The former addresses the long-standing inconsistency between training and inference; the latter enables the model to accurately recover continuous positions via expectation, while honestly expressing “uncertainty.” Together, these designs form the Generalized Focal Loss framework, which pushed the accuracy-speed boundary of one-stage detectors further on COCO at the time.

GFL turns “score alignment” and “distributional regression” into reusable design languages:

You can directly replace your one-stage dense detector’s losses with QFL+DFL for more reliable ranking and robust geometry;
Or take them as conceptual sources for “quality as score” and “box as distribution,” to be compared alongside TAL, VFL, or even E2E alignment approaches.

It’s not the end, but it has changed the default mindset when designing detectors—a fact that remains clear in 2025.

info

Subsequent Developments (2021–2023)

The community continued to advance along the same main line: how to make the “classification score” more reliably reflect “localization quality.”

GFLv2 directly utilizes statistics from the “learned box distribution” to estimate quality, making quality prediction more dependable. VarifocalNet (VFL) takes the “IoU-aware classification score” approach, directly incorporating IoU into the label design; both methods push “score alignment” even further.

This period also saw the emergence of TOOD / TAL, which align the best samples for classification and regression from both the assignment and loss perspectives, making alignment a standard concept for one-stage detectors.

Where is it in 2025?

DFL has become the default in YOLO series: Starting with YOLOv8, DFL is widely adopted for box regression, and the Ultralytics training interface explicitly uses dfl as a weight.
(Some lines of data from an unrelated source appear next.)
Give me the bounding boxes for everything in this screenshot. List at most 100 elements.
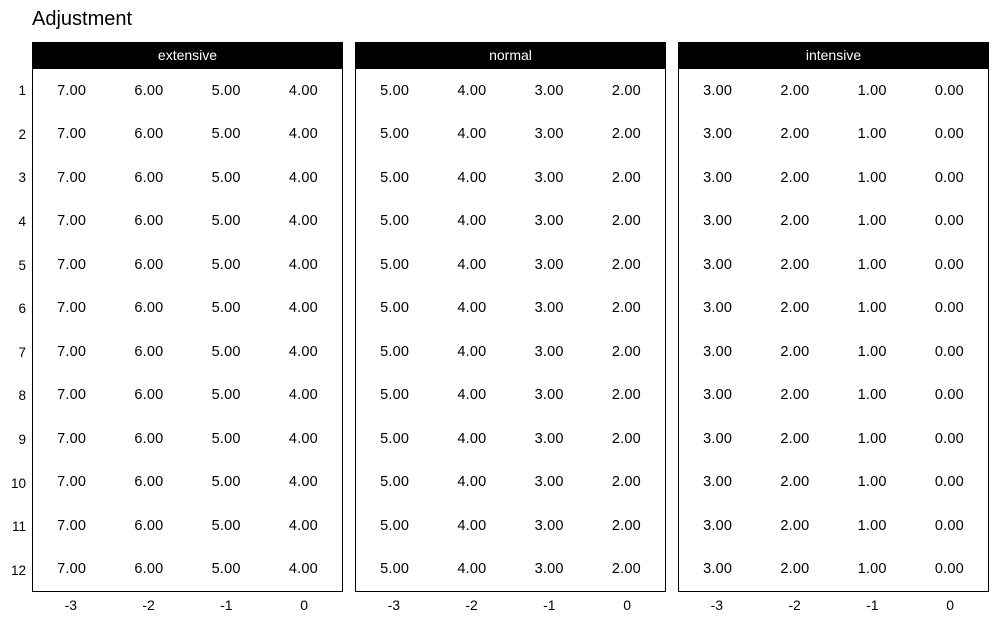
value-cell: 1.00 — [857, 387, 887, 404]
value-cell: 2.00 — [780, 387, 810, 404]
value-cell: 6.00 — [134, 343, 164, 360]
value-cell: 5.00 — [211, 300, 241, 317]
value-cell: 1.00 — [857, 561, 887, 578]
value-cell: 7.00 — [57, 82, 87, 99]
value-cell: 4.00 — [457, 82, 487, 99]
value-cell: 1.00 — [857, 430, 887, 447]
value-cell: 2.00 — [780, 213, 810, 230]
value-cell: 1.00 — [857, 517, 887, 534]
value-cell: 4.00 — [457, 517, 487, 534]
value-cell: 5.00 — [211, 213, 241, 230]
value-cell: 3.00 — [703, 387, 733, 404]
value-cell: 2.00 — [611, 343, 641, 360]
value-cell: 4.00 — [288, 126, 318, 143]
y-tick-label: 3 — [18, 170, 26, 186]
y-tick-label: 1 — [18, 83, 26, 99]
value-cell: 3.00 — [534, 343, 564, 360]
value-cell: 3.00 — [534, 256, 564, 273]
x-tick-label: 0 — [623, 597, 632, 613]
value-cell: 5.00 — [211, 343, 241, 360]
value-cell: 6.00 — [134, 169, 164, 186]
value-cell: 3.00 — [703, 169, 733, 186]
x-tick-label: -2 — [465, 597, 478, 613]
value-cell: 1.00 — [857, 343, 887, 360]
value-cell: 3.00 — [703, 474, 733, 491]
value-cell: 6.00 — [134, 126, 164, 143]
panel-extensive: extensive 7.00 6.00 5.00 4.00 7.00 6.00 5.00 4.0… — [32, 42, 343, 617]
chart-title: Adjustment — [32, 8, 133, 30]
value-cell: 6.00 — [134, 300, 164, 317]
value-cell: 2.00 — [611, 213, 641, 230]
panel-title: normal — [355, 42, 666, 68]
value-cell: 4.00 — [457, 387, 487, 404]
value-cell: 3.00 — [534, 169, 564, 186]
value-cell: 4.00 — [288, 387, 318, 404]
y-tick-label: 2 — [18, 126, 26, 142]
value-cell: 7.00 — [57, 430, 87, 447]
value-cell: 2.00 — [611, 82, 641, 99]
value-cell: 4.00 — [457, 169, 487, 186]
value-cell: 3.00 — [703, 82, 733, 99]
value-cell: 0.00 — [934, 517, 964, 534]
value-cell: 1.00 — [857, 126, 887, 143]
value-cell: 5.00 — [380, 169, 410, 186]
value-cell: 2.00 — [780, 126, 810, 143]
value-cell: 7.00 — [57, 474, 87, 491]
value-cell: 1.00 — [857, 82, 887, 99]
value-cell: 5.00 — [380, 82, 410, 99]
value-cell: 3.00 — [703, 517, 733, 534]
y-tick-label: 10 — [10, 475, 26, 491]
value-cell: 6.00 — [134, 213, 164, 230]
value-cell: 7.00 — [57, 169, 87, 186]
value-cell: 1.00 — [857, 300, 887, 317]
value-cell: 5.00 — [211, 387, 241, 404]
x-tick-label: 0 — [300, 597, 309, 613]
value-cell: 0.00 — [934, 474, 964, 491]
y-tick-label: 6 — [18, 301, 26, 317]
value-cell: 5.00 — [211, 256, 241, 273]
value-cell: 2.00 — [611, 561, 641, 578]
panel-title: intensive — [678, 42, 989, 68]
value-cell: 2.00 — [780, 300, 810, 317]
value-cell: 6.00 — [134, 256, 164, 273]
panel-normal: normal 5.00 4.00 3.00 2.00 5.00 4.00 3.00 2.00 5.… — [355, 42, 666, 617]
value-cell: 4.00 — [457, 126, 487, 143]
x-tick-label: -3 — [387, 597, 401, 613]
value-cell: 1.00 — [857, 169, 887, 186]
x-tick-label: -1 — [543, 597, 556, 613]
value-cell: 7.00 — [57, 213, 87, 230]
value-cell: 7.00 — [57, 387, 87, 404]
y-tick-label: 12 — [10, 562, 26, 578]
value-cell: 2.00 — [780, 169, 810, 186]
x-tick-label: -3 — [710, 597, 724, 613]
value-cell: 7.00 — [57, 343, 87, 360]
value-cell: 0.00 — [934, 387, 964, 404]
value-cell: 3.00 — [534, 430, 564, 447]
value-grid: 3.00 2.00 1.00 0.00 3.00 2.00 1.00 0.00 3.00 2.00… — [678, 68, 989, 592]
value-cell: 3.00 — [534, 387, 564, 404]
x-axis: -3 -2 -1 0 — [32, 592, 343, 617]
y-tick-label: 11 — [11, 519, 26, 535]
value-cell: 5.00 — [211, 169, 241, 186]
value-cell: 5.00 — [380, 387, 410, 404]
panel-title: extensive — [32, 42, 343, 68]
value-cell: 3.00 — [534, 126, 564, 143]
value-cell: 2.00 — [611, 474, 641, 491]
value-cell: 6.00 — [134, 82, 164, 99]
y-tick-label: 9 — [18, 431, 26, 447]
y-tick-label: 7 — [18, 344, 26, 360]
value-cell: 0.00 — [934, 561, 964, 578]
x-tick-label: -2 — [142, 597, 155, 613]
value-cell: 2.00 — [611, 300, 641, 317]
value-cell: 3.00 — [534, 300, 564, 317]
value-cell: 5.00 — [380, 474, 410, 491]
value-cell: 2.00 — [780, 343, 810, 360]
value-cell: 4.00 — [457, 474, 487, 491]
value-cell: 4.00 — [457, 300, 487, 317]
value-cell: 5.00 — [380, 561, 410, 578]
value-cell: 7.00 — [57, 256, 87, 273]
value-grid: 7.00 6.00 5.00 4.00 7.00 6.00 5.00 4.00 7.00 6.00… — [32, 68, 343, 592]
value-cell: 4.00 — [288, 82, 318, 99]
value-cell: 0.00 — [934, 126, 964, 143]
value-cell: 3.00 — [703, 343, 733, 360]
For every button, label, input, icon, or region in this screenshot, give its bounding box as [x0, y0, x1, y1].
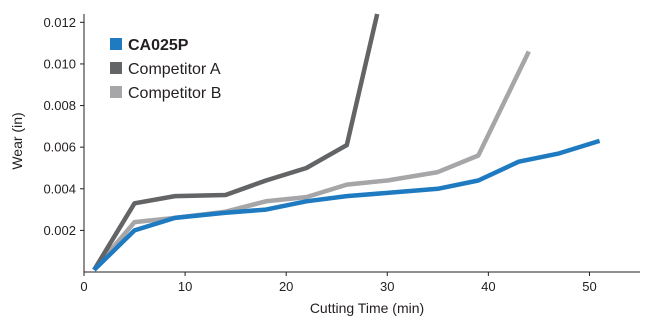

Later, YOLOv11 documentation and third-party benchmarks also include DFL as part of the loss composition.
QFL/IoU-aware classification has permeated more frameworks: Even in Transformer-based DETR families, recent research on alignment often evaluates QFL/VFL and similar IoU-aware classification designs alongside alignment losses.
Box distribution/joint scores are now mainstream toolbox components: For example, MMDetection has long maintained the GFL head, providing standardized QFL+DFL implementations for easy replacement in one-stage baselines like ATSS/FCOS.

YOLOv10 in 2024–2025 shifted focus to NMS-free unified training and consistent assignment, representing a new direction beyond score alignment; yet, for box regression, DFL or its variants remain common.

Limitations and Use Cases

QFL is not a cure-all: It assumes IoU is a good proxy for quality—which is true for most datasets, but for tiny objects, severe occlusion, or significant annotation bias, IoU remains a “coarse-grained” indicator. That’s why methods like GFLv2, which estimate quality directly from box distribution statistics, were developed.
DFL introduces discretization hyperparameters: You have to choose the number and width of bins. Although literature suggests $n\approx14\sim16$ , $\Delta=1$ is robust and low-cost, in ultra-high-resolution or long-tail scenarios, you might need to tune them further to avoid quantization errors.
Relationship with new E2E designs: In DETR/Align-style “one-to-one matching” systems, classification-quality alignment is mostly handled by the matching mechanism and specialized losses. GFL’s value lies in one-stage dense detection, remaining a robust, easy-to-implement replacement in this domain.